If we start treating compulsive deception more like a treatable condition than a moral verdict, whole systems might shift. Courts could weigh intent and control the way referees distinguish fouls from accidents. Workplaces might move from “zero tolerance” to early intervention, like offering coaching before someone’s CV myths explode. And as digital traces reveal patterns of embellishment, platforms may face a choice: quietly flag risk, or design feeds that don’t reward the most dramatic self‑reinventions.
Pathological lying sits in a murky zone between choice and constraint, blame and diagnosis. That ambiguity can be oddly hopeful: if stories can spiral out of control, they can also be rewritten. The task isn’t to “catch” every false note like a hostile audience, but to help people retune their narrative voice until truth starts to feel playable again.

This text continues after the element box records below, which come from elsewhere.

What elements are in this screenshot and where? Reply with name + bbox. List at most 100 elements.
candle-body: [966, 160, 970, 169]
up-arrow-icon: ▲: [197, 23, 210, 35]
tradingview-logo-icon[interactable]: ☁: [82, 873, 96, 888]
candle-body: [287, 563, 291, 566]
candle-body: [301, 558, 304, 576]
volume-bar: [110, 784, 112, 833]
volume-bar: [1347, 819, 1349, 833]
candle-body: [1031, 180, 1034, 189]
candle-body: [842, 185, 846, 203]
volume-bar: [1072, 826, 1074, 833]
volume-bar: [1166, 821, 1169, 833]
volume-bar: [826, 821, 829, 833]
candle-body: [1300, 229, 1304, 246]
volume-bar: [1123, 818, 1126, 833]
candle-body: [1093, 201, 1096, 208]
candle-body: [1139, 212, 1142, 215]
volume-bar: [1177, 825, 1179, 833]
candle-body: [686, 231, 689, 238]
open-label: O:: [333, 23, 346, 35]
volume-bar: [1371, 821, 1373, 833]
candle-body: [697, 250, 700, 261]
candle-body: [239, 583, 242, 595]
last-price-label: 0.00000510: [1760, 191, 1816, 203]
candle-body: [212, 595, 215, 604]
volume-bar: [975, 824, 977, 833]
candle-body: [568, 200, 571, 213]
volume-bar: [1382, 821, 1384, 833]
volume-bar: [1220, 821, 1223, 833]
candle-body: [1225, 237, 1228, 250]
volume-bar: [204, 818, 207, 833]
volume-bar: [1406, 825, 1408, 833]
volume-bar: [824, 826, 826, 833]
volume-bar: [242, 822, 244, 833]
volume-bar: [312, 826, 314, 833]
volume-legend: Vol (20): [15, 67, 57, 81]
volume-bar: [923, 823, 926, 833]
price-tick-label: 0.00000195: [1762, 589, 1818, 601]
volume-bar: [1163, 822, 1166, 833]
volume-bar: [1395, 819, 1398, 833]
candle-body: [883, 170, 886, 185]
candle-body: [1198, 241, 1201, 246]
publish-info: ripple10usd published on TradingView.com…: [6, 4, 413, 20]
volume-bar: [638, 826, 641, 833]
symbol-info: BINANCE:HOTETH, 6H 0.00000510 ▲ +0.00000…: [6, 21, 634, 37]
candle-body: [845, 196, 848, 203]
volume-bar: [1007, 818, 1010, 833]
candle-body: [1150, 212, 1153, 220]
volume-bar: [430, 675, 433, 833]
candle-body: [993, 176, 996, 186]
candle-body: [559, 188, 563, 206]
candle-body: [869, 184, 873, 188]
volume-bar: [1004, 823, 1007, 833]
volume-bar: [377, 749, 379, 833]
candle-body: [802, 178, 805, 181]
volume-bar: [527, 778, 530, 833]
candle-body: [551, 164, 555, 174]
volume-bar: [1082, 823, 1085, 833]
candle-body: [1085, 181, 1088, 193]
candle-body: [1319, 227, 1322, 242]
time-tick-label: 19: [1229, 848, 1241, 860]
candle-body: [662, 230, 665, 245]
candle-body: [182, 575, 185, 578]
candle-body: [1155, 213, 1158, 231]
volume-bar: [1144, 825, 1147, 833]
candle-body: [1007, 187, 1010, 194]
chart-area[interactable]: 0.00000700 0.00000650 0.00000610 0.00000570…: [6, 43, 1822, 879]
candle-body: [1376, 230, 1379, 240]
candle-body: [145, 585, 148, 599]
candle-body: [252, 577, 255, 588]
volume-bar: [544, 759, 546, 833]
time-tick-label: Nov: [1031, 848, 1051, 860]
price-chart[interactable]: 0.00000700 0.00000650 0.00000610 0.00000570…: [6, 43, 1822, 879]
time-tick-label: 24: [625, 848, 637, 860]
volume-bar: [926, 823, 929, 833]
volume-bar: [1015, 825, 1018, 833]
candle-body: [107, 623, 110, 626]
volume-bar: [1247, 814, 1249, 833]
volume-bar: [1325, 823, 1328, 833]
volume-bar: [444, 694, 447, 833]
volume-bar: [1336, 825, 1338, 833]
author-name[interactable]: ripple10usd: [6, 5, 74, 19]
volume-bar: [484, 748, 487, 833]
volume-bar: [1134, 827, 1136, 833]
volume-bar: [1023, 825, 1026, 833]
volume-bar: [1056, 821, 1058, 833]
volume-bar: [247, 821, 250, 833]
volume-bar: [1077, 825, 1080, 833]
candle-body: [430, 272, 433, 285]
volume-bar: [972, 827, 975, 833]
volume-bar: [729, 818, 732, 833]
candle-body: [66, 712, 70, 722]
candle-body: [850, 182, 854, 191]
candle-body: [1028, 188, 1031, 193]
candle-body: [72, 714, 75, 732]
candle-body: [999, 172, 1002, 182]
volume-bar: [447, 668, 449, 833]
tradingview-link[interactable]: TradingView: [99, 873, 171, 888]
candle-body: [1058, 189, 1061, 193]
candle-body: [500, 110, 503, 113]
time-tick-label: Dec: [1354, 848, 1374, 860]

Before next week, ask yourself: “In the last few days, when have I ‘told a better version’ of the truth (exaggerated, left key parts out, or changed details to avoid discomfort), and what exactly was I hoping to gain or protect in that moment?” Then ask: “If I replay just one of those moments, what is the most honest version of that story I could have told—and what discomfort, rejection, or consequence was I afraid would happen if I said it that way?” Finally, ask: “Who is one safe person I could experiment with telling the full, unpolished truth about a small recent lie to, and what specific sentence could I use to open that conversation (for example, ‘I realized I wasn’t fully honest with you about X, and I’d like to correct that’)?”